I don't want to decrease my caster, I want to increase it. The tech said it has the factory sleeves in it now. I requested the caster to be over 4 degrees and he said he could not do it with the oem sleeves that are in it now and would have to put in a kit that they had, but the cost went from $130 to $500!! I called them and they are emailing me the current specs. All I need is the left pull to go away and I am not competent enough to adjust toe in my driveway........at least I think I am not.
you need your current specs.
if your specs are the same as they were, 2.8* caster both sides, swapping those shims would give you probably high 3s to low 4s, higher on passenger side. not sure how your camber will change. if camber stayed relatively the same, higher caster on passenger side could increase the left pull.
it's a shot in the dark until you know your starting point
I am hearing that the alignment was going to be $130, and then you asked for a spec beyond what is possible with stock parts, and the price went to $500. That price includes the replacement parts, and the labor to disassemble and remove the stock parts, to install new, and then make the adjustments.
Not saying the price is great, I have no idea how much work is involved, or what the parts cost, but I think it is not as bad as you think.
Have you asked how far they could get with the stock parts? Would that be enough for you?
Or, would you want to install the parts yourself, and then have the shop perform the alignment for $130?

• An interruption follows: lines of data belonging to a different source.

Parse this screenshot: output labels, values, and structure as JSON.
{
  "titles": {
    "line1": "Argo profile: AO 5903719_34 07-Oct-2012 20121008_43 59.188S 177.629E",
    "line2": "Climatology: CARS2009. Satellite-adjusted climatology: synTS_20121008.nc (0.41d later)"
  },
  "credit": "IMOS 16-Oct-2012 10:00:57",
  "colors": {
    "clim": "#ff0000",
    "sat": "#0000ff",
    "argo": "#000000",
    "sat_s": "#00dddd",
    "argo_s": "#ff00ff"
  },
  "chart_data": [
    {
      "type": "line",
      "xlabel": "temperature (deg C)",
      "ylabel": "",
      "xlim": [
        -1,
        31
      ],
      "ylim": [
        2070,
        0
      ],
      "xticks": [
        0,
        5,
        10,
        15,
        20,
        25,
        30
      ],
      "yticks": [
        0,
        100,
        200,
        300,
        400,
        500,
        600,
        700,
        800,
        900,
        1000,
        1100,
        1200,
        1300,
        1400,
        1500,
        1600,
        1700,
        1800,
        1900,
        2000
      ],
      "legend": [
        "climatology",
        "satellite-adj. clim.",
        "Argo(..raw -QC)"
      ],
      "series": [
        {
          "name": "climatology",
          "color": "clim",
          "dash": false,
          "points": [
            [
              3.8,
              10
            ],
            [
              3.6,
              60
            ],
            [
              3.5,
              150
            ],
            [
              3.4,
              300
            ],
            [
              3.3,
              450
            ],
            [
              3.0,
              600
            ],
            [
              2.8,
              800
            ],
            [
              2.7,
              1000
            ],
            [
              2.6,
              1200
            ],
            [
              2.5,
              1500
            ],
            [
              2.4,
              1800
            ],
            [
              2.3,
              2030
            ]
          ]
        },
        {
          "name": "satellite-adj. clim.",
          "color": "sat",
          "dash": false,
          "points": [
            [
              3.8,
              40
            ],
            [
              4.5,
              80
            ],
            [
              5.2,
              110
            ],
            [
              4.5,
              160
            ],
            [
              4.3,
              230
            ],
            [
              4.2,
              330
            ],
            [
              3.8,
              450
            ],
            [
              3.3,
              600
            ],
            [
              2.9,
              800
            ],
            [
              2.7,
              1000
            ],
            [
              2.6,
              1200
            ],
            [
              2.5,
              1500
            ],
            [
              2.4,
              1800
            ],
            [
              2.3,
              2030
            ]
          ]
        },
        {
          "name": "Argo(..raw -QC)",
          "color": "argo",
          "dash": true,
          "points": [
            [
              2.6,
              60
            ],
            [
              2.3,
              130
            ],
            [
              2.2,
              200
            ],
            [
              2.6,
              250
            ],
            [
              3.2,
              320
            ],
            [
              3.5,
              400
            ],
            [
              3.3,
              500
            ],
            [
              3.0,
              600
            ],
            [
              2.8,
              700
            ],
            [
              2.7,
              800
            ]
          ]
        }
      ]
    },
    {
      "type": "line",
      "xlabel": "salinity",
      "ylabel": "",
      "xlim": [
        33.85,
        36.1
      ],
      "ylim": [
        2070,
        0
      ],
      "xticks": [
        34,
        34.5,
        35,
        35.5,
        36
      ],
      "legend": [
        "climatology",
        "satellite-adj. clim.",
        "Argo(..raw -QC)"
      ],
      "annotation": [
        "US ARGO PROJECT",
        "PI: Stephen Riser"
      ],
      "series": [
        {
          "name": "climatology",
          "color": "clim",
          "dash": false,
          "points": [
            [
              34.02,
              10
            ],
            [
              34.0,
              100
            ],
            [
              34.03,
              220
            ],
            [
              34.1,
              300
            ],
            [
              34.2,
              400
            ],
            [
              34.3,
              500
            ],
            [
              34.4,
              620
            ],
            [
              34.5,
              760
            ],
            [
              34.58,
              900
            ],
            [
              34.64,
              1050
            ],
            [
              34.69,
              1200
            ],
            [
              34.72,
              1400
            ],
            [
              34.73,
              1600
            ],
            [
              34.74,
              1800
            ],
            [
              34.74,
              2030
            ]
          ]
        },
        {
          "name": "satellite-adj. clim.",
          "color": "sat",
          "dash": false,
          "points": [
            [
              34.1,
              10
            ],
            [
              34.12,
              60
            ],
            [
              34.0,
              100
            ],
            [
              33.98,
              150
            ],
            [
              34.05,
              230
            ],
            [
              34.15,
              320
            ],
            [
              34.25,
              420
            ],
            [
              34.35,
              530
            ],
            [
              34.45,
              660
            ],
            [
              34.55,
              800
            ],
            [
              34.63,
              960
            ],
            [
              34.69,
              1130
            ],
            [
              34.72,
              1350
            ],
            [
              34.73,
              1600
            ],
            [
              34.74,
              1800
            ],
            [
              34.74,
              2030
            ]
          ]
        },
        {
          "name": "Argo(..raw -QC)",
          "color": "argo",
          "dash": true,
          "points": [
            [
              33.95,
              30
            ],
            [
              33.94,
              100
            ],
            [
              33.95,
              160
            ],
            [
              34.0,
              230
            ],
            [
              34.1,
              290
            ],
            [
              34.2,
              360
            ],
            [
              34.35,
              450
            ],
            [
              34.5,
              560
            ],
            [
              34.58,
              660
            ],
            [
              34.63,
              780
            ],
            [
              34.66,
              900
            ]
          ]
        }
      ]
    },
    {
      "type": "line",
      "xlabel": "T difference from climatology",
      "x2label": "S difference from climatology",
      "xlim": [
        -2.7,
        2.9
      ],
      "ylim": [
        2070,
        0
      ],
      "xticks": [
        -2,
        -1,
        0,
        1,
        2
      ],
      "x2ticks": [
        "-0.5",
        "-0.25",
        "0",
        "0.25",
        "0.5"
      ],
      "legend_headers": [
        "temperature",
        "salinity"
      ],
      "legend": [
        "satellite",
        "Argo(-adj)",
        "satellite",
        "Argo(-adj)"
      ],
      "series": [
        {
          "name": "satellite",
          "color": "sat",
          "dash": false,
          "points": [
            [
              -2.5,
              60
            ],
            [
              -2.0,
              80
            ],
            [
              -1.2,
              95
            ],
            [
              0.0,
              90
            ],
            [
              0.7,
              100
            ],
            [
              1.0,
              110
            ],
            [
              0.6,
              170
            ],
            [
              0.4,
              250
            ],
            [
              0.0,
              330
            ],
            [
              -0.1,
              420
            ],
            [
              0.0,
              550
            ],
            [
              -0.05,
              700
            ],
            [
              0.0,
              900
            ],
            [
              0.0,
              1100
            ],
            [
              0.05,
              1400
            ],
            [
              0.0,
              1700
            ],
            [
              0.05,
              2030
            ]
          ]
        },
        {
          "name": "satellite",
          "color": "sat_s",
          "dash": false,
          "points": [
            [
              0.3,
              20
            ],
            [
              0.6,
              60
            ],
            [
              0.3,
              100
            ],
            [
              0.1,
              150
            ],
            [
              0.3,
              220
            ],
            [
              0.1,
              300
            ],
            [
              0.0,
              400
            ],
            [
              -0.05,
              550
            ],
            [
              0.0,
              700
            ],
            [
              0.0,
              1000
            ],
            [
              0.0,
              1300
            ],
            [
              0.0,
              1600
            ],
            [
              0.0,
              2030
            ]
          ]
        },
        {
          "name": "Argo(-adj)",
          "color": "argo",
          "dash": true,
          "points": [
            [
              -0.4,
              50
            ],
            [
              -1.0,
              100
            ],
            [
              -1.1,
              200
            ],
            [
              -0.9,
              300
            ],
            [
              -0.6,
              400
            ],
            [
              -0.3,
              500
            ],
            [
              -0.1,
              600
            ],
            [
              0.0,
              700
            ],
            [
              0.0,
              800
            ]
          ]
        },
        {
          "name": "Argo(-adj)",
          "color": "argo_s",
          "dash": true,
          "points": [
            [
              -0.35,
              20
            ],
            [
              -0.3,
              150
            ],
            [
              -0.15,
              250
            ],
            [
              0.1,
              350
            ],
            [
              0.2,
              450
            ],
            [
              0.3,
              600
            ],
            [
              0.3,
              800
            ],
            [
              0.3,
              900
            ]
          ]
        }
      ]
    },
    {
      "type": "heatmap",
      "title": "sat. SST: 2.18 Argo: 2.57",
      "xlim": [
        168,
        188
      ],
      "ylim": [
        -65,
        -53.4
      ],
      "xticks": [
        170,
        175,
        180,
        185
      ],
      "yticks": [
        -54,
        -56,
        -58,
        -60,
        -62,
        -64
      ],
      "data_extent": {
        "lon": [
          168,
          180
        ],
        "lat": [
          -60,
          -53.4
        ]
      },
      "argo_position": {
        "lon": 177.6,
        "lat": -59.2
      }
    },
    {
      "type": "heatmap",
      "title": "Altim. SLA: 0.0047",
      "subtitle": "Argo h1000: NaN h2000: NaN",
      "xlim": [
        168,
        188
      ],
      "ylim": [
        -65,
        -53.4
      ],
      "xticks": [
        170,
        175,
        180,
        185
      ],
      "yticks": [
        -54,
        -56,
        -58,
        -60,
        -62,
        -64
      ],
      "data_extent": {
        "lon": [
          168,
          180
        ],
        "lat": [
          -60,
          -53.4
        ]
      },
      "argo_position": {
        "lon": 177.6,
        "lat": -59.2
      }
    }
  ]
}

The SPC sleeves I can get for $70 and install takes literally 10 minutes per side. You just remove the front tires, pull the cotter pin from the castle nut on the top ball joint, back the nut off, a few good whacks with a 3lb hammer, take out the factory sleeve insert the new sleeve and torque to 75lb ft, tighten a little more until the ball joint hole and castle nut groove line up, insert new cotter pin, put your tires back on and you are done. Easy peasy. Spend $70 to save $370...........seems like a no brainer.

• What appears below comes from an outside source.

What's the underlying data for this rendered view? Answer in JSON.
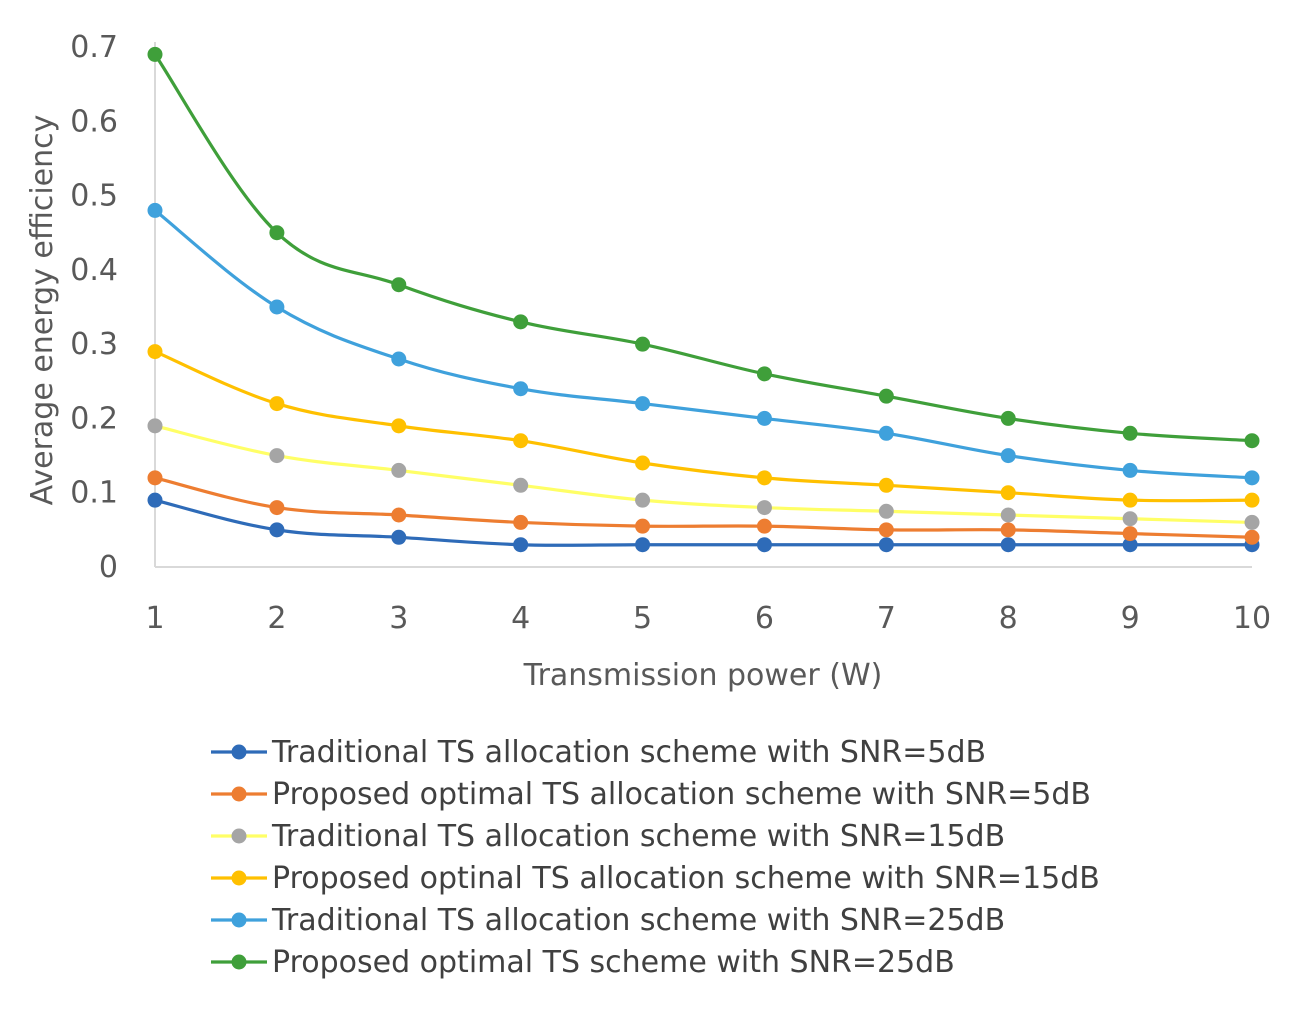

you need your current specs.
if your specs are the same as they were, 2.8* caster both sides, swapping those shims would give you probably high 3s to low 4s, higher on passenger side. not sure how your camber will change. if camber stayed relatively the same, higher caster on passenger side could increase the left pull.

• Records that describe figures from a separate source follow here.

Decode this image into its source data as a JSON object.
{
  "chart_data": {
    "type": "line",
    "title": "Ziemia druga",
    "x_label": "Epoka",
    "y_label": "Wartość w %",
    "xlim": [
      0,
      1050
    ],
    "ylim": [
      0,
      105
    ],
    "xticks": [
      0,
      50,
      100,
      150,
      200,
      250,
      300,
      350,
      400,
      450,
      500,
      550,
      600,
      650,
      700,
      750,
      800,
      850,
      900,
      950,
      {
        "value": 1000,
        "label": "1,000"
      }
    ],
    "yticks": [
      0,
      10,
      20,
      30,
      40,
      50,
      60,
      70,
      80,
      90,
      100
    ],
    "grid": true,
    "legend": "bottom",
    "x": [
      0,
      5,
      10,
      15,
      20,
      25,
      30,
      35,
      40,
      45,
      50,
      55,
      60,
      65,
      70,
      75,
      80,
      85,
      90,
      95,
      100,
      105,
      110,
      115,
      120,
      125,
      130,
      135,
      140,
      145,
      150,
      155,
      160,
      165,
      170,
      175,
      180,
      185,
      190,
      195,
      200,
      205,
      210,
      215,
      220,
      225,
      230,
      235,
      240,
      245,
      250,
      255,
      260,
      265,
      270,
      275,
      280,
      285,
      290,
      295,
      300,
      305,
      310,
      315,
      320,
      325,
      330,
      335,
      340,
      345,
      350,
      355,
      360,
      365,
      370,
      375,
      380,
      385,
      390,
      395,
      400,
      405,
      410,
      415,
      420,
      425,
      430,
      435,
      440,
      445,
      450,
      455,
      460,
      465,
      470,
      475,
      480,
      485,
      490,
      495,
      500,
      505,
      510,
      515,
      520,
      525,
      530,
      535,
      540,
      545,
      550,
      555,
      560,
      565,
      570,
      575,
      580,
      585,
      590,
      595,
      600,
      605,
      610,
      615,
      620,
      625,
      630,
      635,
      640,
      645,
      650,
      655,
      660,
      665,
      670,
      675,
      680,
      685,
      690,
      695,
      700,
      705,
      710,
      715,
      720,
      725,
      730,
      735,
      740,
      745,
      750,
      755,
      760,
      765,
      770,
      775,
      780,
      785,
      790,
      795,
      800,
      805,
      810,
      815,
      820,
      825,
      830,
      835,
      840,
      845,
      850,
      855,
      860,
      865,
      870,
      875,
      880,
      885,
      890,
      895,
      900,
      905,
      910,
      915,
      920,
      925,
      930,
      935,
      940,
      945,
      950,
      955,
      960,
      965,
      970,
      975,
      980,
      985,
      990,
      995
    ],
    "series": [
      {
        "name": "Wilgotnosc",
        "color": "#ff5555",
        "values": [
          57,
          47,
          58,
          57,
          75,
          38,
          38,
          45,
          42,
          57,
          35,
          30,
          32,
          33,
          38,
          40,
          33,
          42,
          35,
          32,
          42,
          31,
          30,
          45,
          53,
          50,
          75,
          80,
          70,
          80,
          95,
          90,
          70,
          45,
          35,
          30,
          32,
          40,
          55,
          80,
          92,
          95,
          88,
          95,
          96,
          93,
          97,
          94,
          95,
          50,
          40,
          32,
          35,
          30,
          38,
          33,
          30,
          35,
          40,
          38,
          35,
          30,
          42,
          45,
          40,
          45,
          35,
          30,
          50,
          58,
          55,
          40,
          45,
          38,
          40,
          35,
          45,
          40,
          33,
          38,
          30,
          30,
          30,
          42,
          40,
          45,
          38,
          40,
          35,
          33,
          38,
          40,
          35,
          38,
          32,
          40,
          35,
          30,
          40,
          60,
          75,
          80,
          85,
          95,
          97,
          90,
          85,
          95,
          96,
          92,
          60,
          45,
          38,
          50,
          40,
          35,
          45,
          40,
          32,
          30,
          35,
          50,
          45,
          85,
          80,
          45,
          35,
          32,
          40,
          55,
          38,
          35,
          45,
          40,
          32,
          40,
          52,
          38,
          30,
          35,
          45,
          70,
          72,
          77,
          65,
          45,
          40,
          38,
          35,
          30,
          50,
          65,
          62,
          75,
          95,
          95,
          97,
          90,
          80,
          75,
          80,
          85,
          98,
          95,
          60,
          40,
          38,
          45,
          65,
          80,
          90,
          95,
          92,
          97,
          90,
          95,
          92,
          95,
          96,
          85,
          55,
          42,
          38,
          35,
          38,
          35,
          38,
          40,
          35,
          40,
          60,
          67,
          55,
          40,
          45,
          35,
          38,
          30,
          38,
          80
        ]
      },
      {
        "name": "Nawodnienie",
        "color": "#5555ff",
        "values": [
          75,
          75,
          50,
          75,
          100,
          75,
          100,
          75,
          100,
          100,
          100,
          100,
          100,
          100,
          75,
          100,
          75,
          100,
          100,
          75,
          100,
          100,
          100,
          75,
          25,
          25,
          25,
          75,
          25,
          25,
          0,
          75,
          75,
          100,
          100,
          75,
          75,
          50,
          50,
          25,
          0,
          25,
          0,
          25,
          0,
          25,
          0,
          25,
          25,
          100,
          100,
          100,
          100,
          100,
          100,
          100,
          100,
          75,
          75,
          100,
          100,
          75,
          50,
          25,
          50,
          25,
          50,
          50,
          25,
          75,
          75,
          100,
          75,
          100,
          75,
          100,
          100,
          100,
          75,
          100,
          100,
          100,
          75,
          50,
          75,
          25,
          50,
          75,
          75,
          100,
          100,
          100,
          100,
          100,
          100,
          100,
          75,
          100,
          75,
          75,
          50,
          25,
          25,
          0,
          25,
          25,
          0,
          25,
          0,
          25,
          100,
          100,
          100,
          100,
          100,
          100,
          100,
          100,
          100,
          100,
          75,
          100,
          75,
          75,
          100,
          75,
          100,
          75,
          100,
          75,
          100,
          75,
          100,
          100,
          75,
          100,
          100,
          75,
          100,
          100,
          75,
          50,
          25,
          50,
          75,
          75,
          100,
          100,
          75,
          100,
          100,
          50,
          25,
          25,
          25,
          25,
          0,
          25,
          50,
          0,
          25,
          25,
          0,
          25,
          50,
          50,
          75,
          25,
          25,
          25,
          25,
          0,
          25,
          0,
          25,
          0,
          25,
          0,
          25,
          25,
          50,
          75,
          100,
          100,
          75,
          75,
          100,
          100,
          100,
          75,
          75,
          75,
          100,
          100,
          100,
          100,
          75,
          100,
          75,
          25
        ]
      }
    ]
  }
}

it's a shot in the dark until you know your starting point
@kylant my current specs are in post 6, thats the sheet from yesterday.
phone wasn't showing that pic when i posted.
try the shims. they may help.
your toe is all out of whack. it is worse after
Nothing was adjusted, lol. Not sure what you are seeing that says toe is worse after. I am getting the shims regardless as I want the caster higher than what they can adjust. I am concerned with the camber now that I see the current specs.
Nothing was adjusted, lol. Not sure what you are seeing that says toe is worse after. I am getting the shims regardless as I want the caster higher than what they can adjust. I am concerned with the camber now that I see the current specs.
I think he might have been looking at the individual tow numbers on the lower, "current" alignment. They had the steering way off if center which skewed some of the numbers. Total toe was basically the same. The top "before" numbers look to be the most accurate.
I think he might have been looking at the lower, "current" alignment. They had the steering way off if center which skewed some of the numbers. Total toe was basically the same. The top "before" numbers look to be the most accurate.
Yep, I see that now. Should I be concerned with those top camber numbers? I am not sure how they adjust camber on these trucks. Ill be ordering the SPC 2.3/2.6 kit Monday as soon as Dana confirms the correct axle shaft I need for the front right side.
I believe the eccentric bushings can adjust camber and caster at the same time. Camber is adjusted with the in/out offset while caster is adjusted with the front/back offset. So depending on the orientation it can be all caster, all camber, or somewhere in between. The instructions included will probably tell you which way to orient them for the desired result.